Tonight I told my husband that I might have been okay with my diagnoses if they would have come several years down the road and not when I have small children. I have a doctor’s appointment tomorrow and I’m not thinking about what I will be asking the doctor. Instead, I am thinking about how hard it will be to lift my infant daughter in to and out of her car seat several times, shuffling all four kids between a sitter and home, walking a distance to my doctor’s office, and I wonder after all is done, will I have the strength to make it through the rest of the day. I don’t have the option of calling in sick as a mom, I have to keep going, even when my body doesn’t want to go. My husband recently asked me, “If you knew you would have all this pain before we had kids, would you have had four?”

I replied, “I wouldn’t change a thing.”

Isn’t it funny how difficulty often makes us think of hypothetical situations? “If I only knew…..” or “Hindsight is 20/20.” Sure it is but does it matter? Does it help for me to play out future events and allow myself to stress about events that haven’t even occurred? The only thing that can change is now and if I can’t change the past or circumstances that will happen in my future, what am I doing to myself? I must be assembling my own nightmare.
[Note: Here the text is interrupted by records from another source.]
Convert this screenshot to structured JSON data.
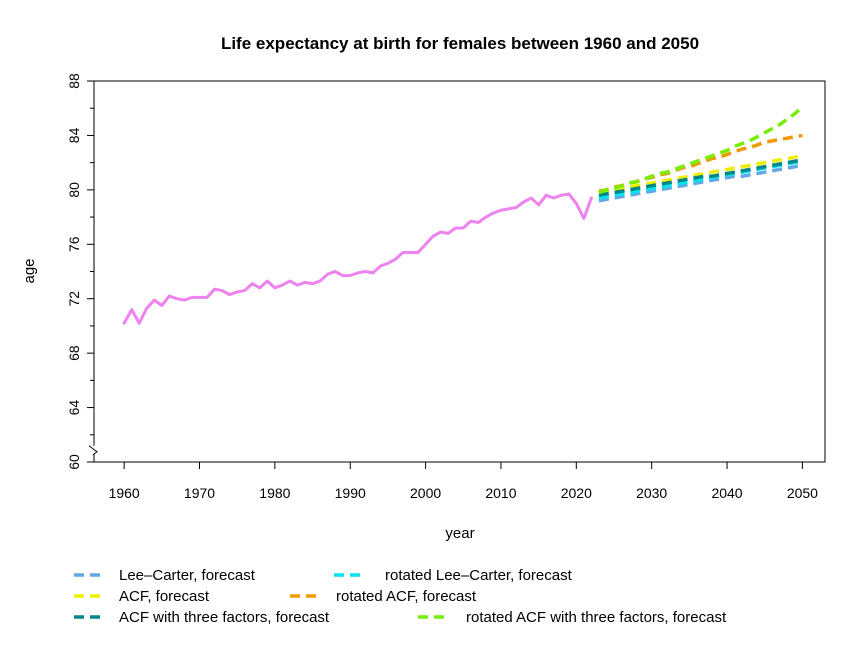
{
  "chart_data": {
    "type": "line",
    "title": "Life expectancy at birth for females between 1960 and 2050",
    "xlabel": "year",
    "ylabel": "age",
    "xlim": [
      1956,
      2053
    ],
    "ylim": [
      60,
      88
    ],
    "x_ticks": [
      1960,
      1970,
      1980,
      1990,
      2000,
      2010,
      2020,
      2030,
      2040,
      2050
    ],
    "x_tick_labels": [
      "1960",
      "1970",
      "1980",
      "1990",
      "2000",
      "2010",
      "2020",
      "2030",
      "2040",
      "2050"
    ],
    "y_ticks": [
      60,
      64,
      68,
      72,
      76,
      80,
      84,
      88
    ],
    "y_tick_labels": [
      "60",
      "64",
      "68",
      "72",
      "76",
      "80",
      "84",
      "88"
    ],
    "y_axis_break": true,
    "grid": false,
    "legend_position": "bottom",
    "observed": {
      "color": "#EE82EE",
      "x": [
        1960,
        1961,
        1962,
        1963,
        1964,
        1965,
        1966,
        1967,
        1968,
        1969,
        1970,
        1971,
        1972,
        1973,
        1974,
        1975,
        1976,
        1977,
        1978,
        1979,
        1980,
        1981,
        1982,
        1983,
        1984,
        1985,
        1986,
        1987,
        1988,
        1989,
        1990,
        1991,
        1992,
        1993,
        1994,
        1995,
        1996,
        1997,
        1998,
        1999,
        2000,
        2001,
        2002,
        2003,
        2004,
        2005,
        2006,
        2007,
        2008,
        2009,
        2010,
        2011,
        2012,
        2013,
        2014,
        2015,
        2016,
        2017,
        2018,
        2019,
        2020,
        2021,
        2022
      ],
      "y": [
        70.2,
        71.2,
        70.2,
        71.3,
        71.9,
        71.5,
        72.2,
        72.0,
        71.9,
        72.1,
        72.1,
        72.1,
        72.7,
        72.6,
        72.3,
        72.5,
        72.6,
        73.1,
        72.8,
        73.3,
        72.8,
        73.0,
        73.3,
        73.0,
        73.2,
        73.1,
        73.3,
        73.8,
        74.0,
        73.7,
        73.7,
        73.9,
        74.0,
        73.9,
        74.4,
        74.6,
        74.9,
        75.4,
        75.4,
        75.4,
        76.0,
        76.6,
        76.9,
        76.8,
        77.2,
        77.2,
        77.7,
        77.6,
        78.0,
        78.3,
        78.5,
        78.6,
        78.7,
        79.1,
        79.4,
        78.9,
        79.6,
        79.4,
        79.6,
        79.7,
        79.0,
        77.9,
        79.4
      ]
    },
    "x": [
      2023,
      2024,
      2025,
      2026,
      2027,
      2028,
      2029,
      2030,
      2031,
      2032,
      2033,
      2034,
      2035,
      2036,
      2037,
      2038,
      2039,
      2040,
      2041,
      2042,
      2043,
      2044,
      2045,
      2046,
      2047,
      2048,
      2049,
      2050
    ],
    "series": [
      {
        "name": "Lee–Carter, forecast",
        "color": "#62A8E5",
        "values": [
          79.2,
          79.3,
          79.4,
          79.5,
          79.6,
          79.7,
          79.8,
          79.9,
          80.0,
          80.1,
          80.2,
          80.3,
          80.4,
          80.5,
          80.6,
          80.7,
          80.8,
          80.9,
          81.0,
          81.0,
          81.1,
          81.2,
          81.3,
          81.4,
          81.5,
          81.6,
          81.7,
          81.8
        ]
      },
      {
        "name": "rotated Lee–Carter, forecast",
        "color": "#00E5EE",
        "values": [
          79.4,
          79.5,
          79.6,
          79.7,
          79.8,
          79.9,
          80.0,
          80.1,
          80.2,
          80.3,
          80.4,
          80.5,
          80.6,
          80.7,
          80.8,
          80.9,
          81.0,
          81.1,
          81.2,
          81.3,
          81.4,
          81.5,
          81.6,
          81.7,
          81.8,
          81.9,
          82.0,
          82.1
        ]
      },
      {
        "name": "ACF, forecast",
        "color": "#EEEE00",
        "values": [
          79.8,
          79.9,
          80.0,
          80.1,
          80.2,
          80.3,
          80.4,
          80.5,
          80.6,
          80.7,
          80.8,
          80.9,
          81.0,
          81.1,
          81.2,
          81.3,
          81.4,
          81.5,
          81.6,
          81.7,
          81.8,
          81.9,
          82.0,
          82.1,
          82.2,
          82.3,
          82.4,
          82.5
        ]
      },
      {
        "name": "rotated ACF, forecast",
        "color": "#EE9A00",
        "values": [
          79.9,
          80.0,
          80.2,
          80.3,
          80.5,
          80.6,
          80.8,
          80.9,
          81.1,
          81.2,
          81.4,
          81.6,
          81.7,
          81.9,
          82.1,
          82.3,
          82.4,
          82.6,
          82.8,
          83.0,
          83.1,
          83.3,
          83.5,
          83.6,
          83.7,
          83.8,
          83.9,
          84.0
        ]
      },
      {
        "name": "ACF with three factors, forecast",
        "color": "#00868B",
        "values": [
          79.6,
          79.7,
          79.8,
          79.9,
          80.0,
          80.1,
          80.2,
          80.3,
          80.4,
          80.5,
          80.6,
          80.7,
          80.8,
          80.9,
          81.0,
          81.0,
          81.1,
          81.2,
          81.3,
          81.4,
          81.5,
          81.6,
          81.7,
          81.8,
          81.9,
          82.0,
          82.1,
          82.2
        ]
      },
      {
        "name": "rotated ACF with three factors, forecast",
        "color": "#76EE00",
        "values": [
          79.8,
          80.0,
          80.1,
          80.3,
          80.5,
          80.6,
          80.8,
          81.0,
          81.2,
          81.3,
          81.5,
          81.7,
          81.9,
          82.1,
          82.3,
          82.5,
          82.7,
          82.9,
          83.2,
          83.4,
          83.6,
          83.9,
          84.2,
          84.5,
          84.8,
          85.2,
          85.6,
          86.1
        ]
      }
    ]
  }
}
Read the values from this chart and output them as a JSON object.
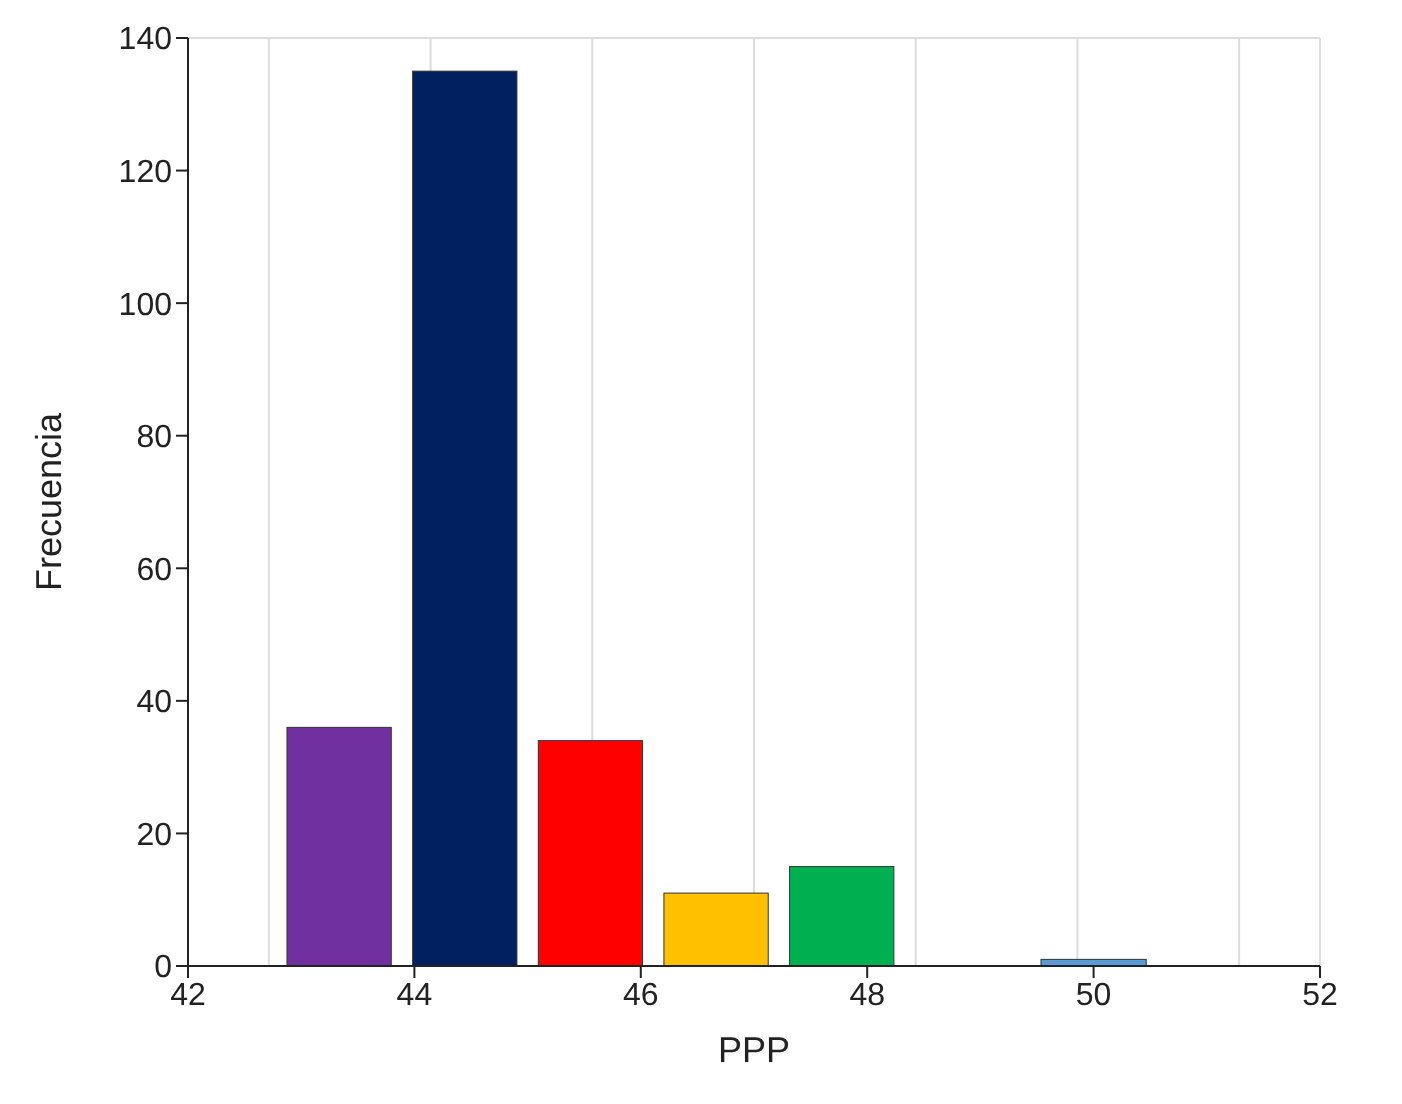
{
  "chart_data": {
    "type": "histogram",
    "xlabel": "PPP",
    "ylabel": "Frecuencia",
    "bins": [
      42.78,
      43.89,
      45,
      46.11,
      47.22,
      48.33,
      49.44,
      50.56
    ],
    "values": [
      36,
      135,
      34,
      11,
      15,
      0,
      1
    ],
    "colors": [
      "#7030a0",
      "#002060",
      "#ff0000",
      "#ffc000",
      "#00b050",
      "#5b9bd5",
      "#5b9bd5"
    ],
    "xlim": [
      42,
      52
    ],
    "xticks": [
      42,
      44,
      46,
      48,
      50,
      52
    ],
    "ylim": [
      0,
      140
    ],
    "yticks": [
      0,
      20,
      40,
      60,
      80,
      100,
      120,
      140
    ],
    "grid": true
  }
}
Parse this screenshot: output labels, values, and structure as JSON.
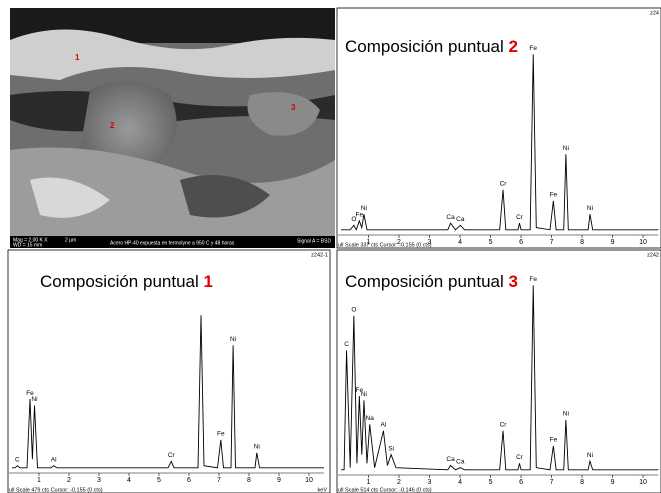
{
  "image": {
    "caption": "Acero HP-40 expuesta en termolyne a 950 C y 48 horas",
    "magnification": "Mag = 2.00 K X",
    "working_distance": "WD = 15 mm",
    "scale": "2 µm",
    "signal": "Signal A = BSD",
    "points": [
      "1",
      "2",
      "3"
    ]
  },
  "chart_data": [
    {
      "type": "line",
      "title": "Composición puntual",
      "point": "2",
      "code": "z24",
      "footer": "ull Scale 337 cts Cursor: -0.155 (0 cts)",
      "color": "#000000",
      "xlim": [
        0,
        10.5
      ],
      "xticks": [
        1,
        2,
        3,
        4,
        5,
        6,
        7,
        8,
        9,
        10
      ],
      "ylim": [
        0,
        100
      ],
      "x": [
        0.1,
        0.4,
        0.52,
        0.6,
        0.7,
        0.78,
        0.85,
        0.95,
        1.3,
        3.6,
        3.69,
        3.85,
        4.01,
        4.15,
        5.3,
        5.41,
        5.5,
        5.9,
        5.95,
        6.0,
        6.3,
        6.4,
        6.5,
        6.95,
        7.06,
        7.15,
        7.4,
        7.47,
        7.55,
        8.2,
        8.26,
        8.35,
        10.5
      ],
      "values": [
        1,
        1,
        3,
        1,
        5,
        2,
        8,
        1,
        1,
        1,
        4,
        1,
        3,
        1,
        1,
        19,
        1,
        1,
        4,
        1,
        1,
        80,
        2,
        1,
        14,
        1,
        1,
        35,
        1,
        1,
        8,
        1,
        1
      ],
      "peak_labels": [
        null,
        null,
        "O",
        null,
        "Fe",
        null,
        "Ni",
        null,
        null,
        null,
        "Ca",
        null,
        "Ca",
        null,
        null,
        "Cr",
        null,
        null,
        "Cr",
        null,
        null,
        "Fe",
        null,
        null,
        "Fe",
        null,
        null,
        "Ni",
        null,
        null,
        "Ni",
        null,
        null
      ]
    },
    {
      "type": "line",
      "title": "Composición puntual",
      "point": "1",
      "code": "z242-1",
      "footer": "ull Scale 479 cts Cursor: -0.155 (0 cts)",
      "x_label": "keV",
      "color": "#000000",
      "xlim": [
        0,
        10.5
      ],
      "xticks": [
        1,
        2,
        3,
        4,
        5,
        6,
        7,
        8,
        9,
        10
      ],
      "ylim": [
        0,
        100
      ],
      "x": [
        0.1,
        0.2,
        0.28,
        0.36,
        0.6,
        0.7,
        0.78,
        0.85,
        0.95,
        1.4,
        1.49,
        1.6,
        5.3,
        5.41,
        5.5,
        5.9,
        6.3,
        6.4,
        6.5,
        6.95,
        7.06,
        7.15,
        7.4,
        7.47,
        7.55,
        8.2,
        8.26,
        8.35,
        10.5
      ],
      "values": [
        1,
        1,
        2,
        1,
        1,
        33,
        5,
        30,
        1,
        1,
        2,
        1,
        1,
        4,
        1,
        1,
        1,
        72,
        2,
        1,
        14,
        1,
        1,
        58,
        1,
        1,
        8,
        1,
        1
      ],
      "peak_labels": [
        null,
        null,
        "C",
        null,
        null,
        "Fe",
        null,
        "Ni",
        null,
        null,
        "Al",
        null,
        null,
        "Cr",
        null,
        null,
        null,
        null,
        null,
        null,
        "Fe",
        null,
        null,
        "Ni",
        null,
        null,
        "Ni",
        null,
        null
      ]
    },
    {
      "type": "line",
      "title": "Composición puntual",
      "point": "3",
      "code": "z242",
      "footer": "ull Scale 514 cts Cursor: -0.146 (0 cts)",
      "color": "#000000",
      "xlim": [
        0,
        10.5
      ],
      "xticks": [
        1,
        2,
        3,
        4,
        5,
        6,
        7,
        8,
        9,
        10
      ],
      "ylim": [
        0,
        100
      ],
      "x": [
        0.1,
        0.2,
        0.28,
        0.4,
        0.52,
        0.62,
        0.7,
        0.78,
        0.85,
        0.95,
        1.04,
        1.2,
        1.49,
        1.62,
        1.74,
        1.9,
        3.6,
        3.69,
        3.85,
        4.01,
        4.15,
        5.3,
        5.41,
        5.5,
        5.9,
        5.95,
        6.0,
        6.3,
        6.4,
        6.5,
        6.95,
        7.06,
        7.15,
        7.4,
        7.47,
        7.55,
        8.2,
        8.26,
        8.35,
        10.5
      ],
      "values": [
        1,
        1,
        56,
        2,
        72,
        4,
        35,
        8,
        33,
        4,
        22,
        2,
        19,
        3,
        8,
        2,
        1,
        3,
        1,
        2,
        1,
        1,
        19,
        1,
        1,
        4,
        1,
        1,
        86,
        2,
        1,
        12,
        1,
        1,
        24,
        1,
        1,
        5,
        1,
        1
      ],
      "peak_labels": [
        null,
        null,
        "C",
        null,
        "O",
        null,
        "Fe",
        null,
        "Ni",
        null,
        "Na",
        null,
        "Al",
        null,
        "Si",
        null,
        null,
        "Ca",
        null,
        "Ca",
        null,
        null,
        "Cr",
        null,
        null,
        "Cr",
        null,
        null,
        "Fe",
        null,
        null,
        "Fe",
        null,
        null,
        "Ni",
        null,
        null,
        "Ni",
        null,
        null
      ]
    }
  ]
}
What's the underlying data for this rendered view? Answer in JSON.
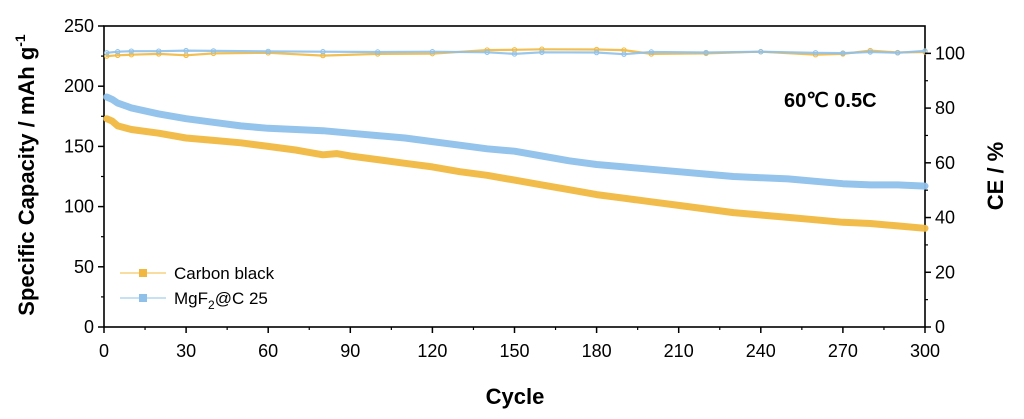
{
  "chart_data": {
    "type": "line",
    "annotation": "60℃ 0.5C",
    "xlabel": "Cycle",
    "ylabel": "Specific Capacity / mAh g",
    "ylabel_superscript": "-1",
    "y2label": "CE / %",
    "xlim": [
      0,
      300
    ],
    "ylim": [
      0,
      250
    ],
    "y2lim": [
      0,
      110
    ],
    "x_ticks": [
      "0",
      "30",
      "60",
      "90",
      "120",
      "150",
      "180",
      "210",
      "240",
      "270",
      "300"
    ],
    "y_ticks": [
      "0",
      "50",
      "100",
      "150",
      "200",
      "250"
    ],
    "y2_ticks": [
      "0",
      "20",
      "40",
      "60",
      "80",
      "100"
    ],
    "legend_position": "bottom-left",
    "legend": [
      {
        "label": "Carbon black",
        "color": "#f0b840"
      },
      {
        "label_main": "MgF",
        "label_sub": "2",
        "label_rest": "@C 25",
        "color": "#8ec0ea"
      }
    ],
    "series": [
      {
        "name": "Carbon black",
        "axis": "left",
        "color": "#f0b840",
        "x": [
          1,
          3,
          5,
          10,
          20,
          30,
          40,
          50,
          60,
          70,
          75,
          80,
          85,
          90,
          100,
          110,
          120,
          130,
          140,
          150,
          160,
          170,
          180,
          190,
          200,
          210,
          220,
          230,
          240,
          250,
          260,
          270,
          280,
          290,
          300
        ],
        "values": [
          173,
          171,
          167,
          164,
          161,
          157,
          155,
          153,
          150,
          147,
          145,
          143,
          144,
          142,
          139,
          136,
          133,
          129,
          126,
          122,
          118,
          114,
          110,
          107,
          104,
          101,
          98,
          95,
          93,
          91,
          89,
          87,
          86,
          84,
          82
        ]
      },
      {
        "name": "MgF2@C 25",
        "axis": "left",
        "color": "#8ec0ea",
        "x": [
          1,
          3,
          5,
          10,
          20,
          30,
          40,
          50,
          60,
          70,
          80,
          90,
          100,
          110,
          120,
          130,
          140,
          150,
          160,
          170,
          180,
          190,
          200,
          210,
          220,
          230,
          240,
          250,
          260,
          270,
          280,
          290,
          300
        ],
        "values": [
          191,
          189,
          186,
          182,
          177,
          173,
          170,
          167,
          165,
          164,
          163,
          161,
          159,
          157,
          154,
          151,
          148,
          146,
          142,
          138,
          135,
          133,
          131,
          129,
          127,
          125,
          124,
          123,
          121,
          119,
          118,
          118,
          117
        ]
      },
      {
        "name": "Carbon black CE",
        "axis": "right",
        "color": "#f0b840",
        "x": [
          1,
          5,
          10,
          20,
          30,
          40,
          60,
          80,
          100,
          120,
          140,
          150,
          160,
          180,
          190,
          200,
          220,
          240,
          260,
          270,
          280,
          290,
          300
        ],
        "values": [
          99.0,
          99.3,
          99.5,
          99.8,
          99.3,
          100.0,
          100.2,
          99.2,
          99.8,
          99.9,
          101.2,
          101.3,
          101.5,
          101.4,
          101.2,
          99.8,
          100.0,
          100.6,
          99.5,
          99.8,
          101.0,
          100.3,
          100.5
        ]
      },
      {
        "name": "MgF2@C 25 CE",
        "axis": "right",
        "color": "#8ec0ea",
        "x": [
          1,
          5,
          10,
          20,
          30,
          40,
          60,
          80,
          100,
          120,
          140,
          150,
          160,
          180,
          190,
          200,
          220,
          240,
          260,
          270,
          280,
          290,
          300
        ],
        "values": [
          100.2,
          100.6,
          100.8,
          100.8,
          101.0,
          100.9,
          100.7,
          100.6,
          100.5,
          100.6,
          100.4,
          99.8,
          100.4,
          100.3,
          99.7,
          100.5,
          100.3,
          100.6,
          100.2,
          100.1,
          100.5,
          100.2,
          100.9
        ]
      }
    ]
  }
}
While writing this piece, my daughter called out from her bed, “Mommy! Mommy!” It was difficult to get out of bed and down the hall to her. The RA hurts my joints and the Fibromyalgia hurts the rest. I hobbled down the hall, my head fresh with thoughts of my days sitting in the park and the free feeling I experienced earlier today. She was sitting up in bed and waiting for me. Getting out of my bed was what she anticipated and she expects mommy to come when she calls so I can’t disappoint her just because my body hurts. I sat down on her bed and asked her if she had a bad dream which indeed she had. I kissed her head and started a new dream for her to have, one with a pretty pink princess that dashes away on a pony with a pink mane because pink is my daughter’s favorite color as well as mine. This princess was free of whatever may have caused the bad dream and ready for my daughter to lay down her head and take her on her next big adventure. I was all she needed to forget her nightmare. I underestimated what I can do as a mom and as she closed her eyes, I realized that I didn’t want to be the woman I once was. I too have set off on another adventure and I must redefine my next dream.

I am a mom, a wife, and I am still a writer. I am not famous but I have the privilege of being an author and character in the lives of my children. How lucky am I. Dwelling on the past and worrying about tomorrow robs me of being fully present to write my own future. Yes, it may physically hurt, but it will be beautiful.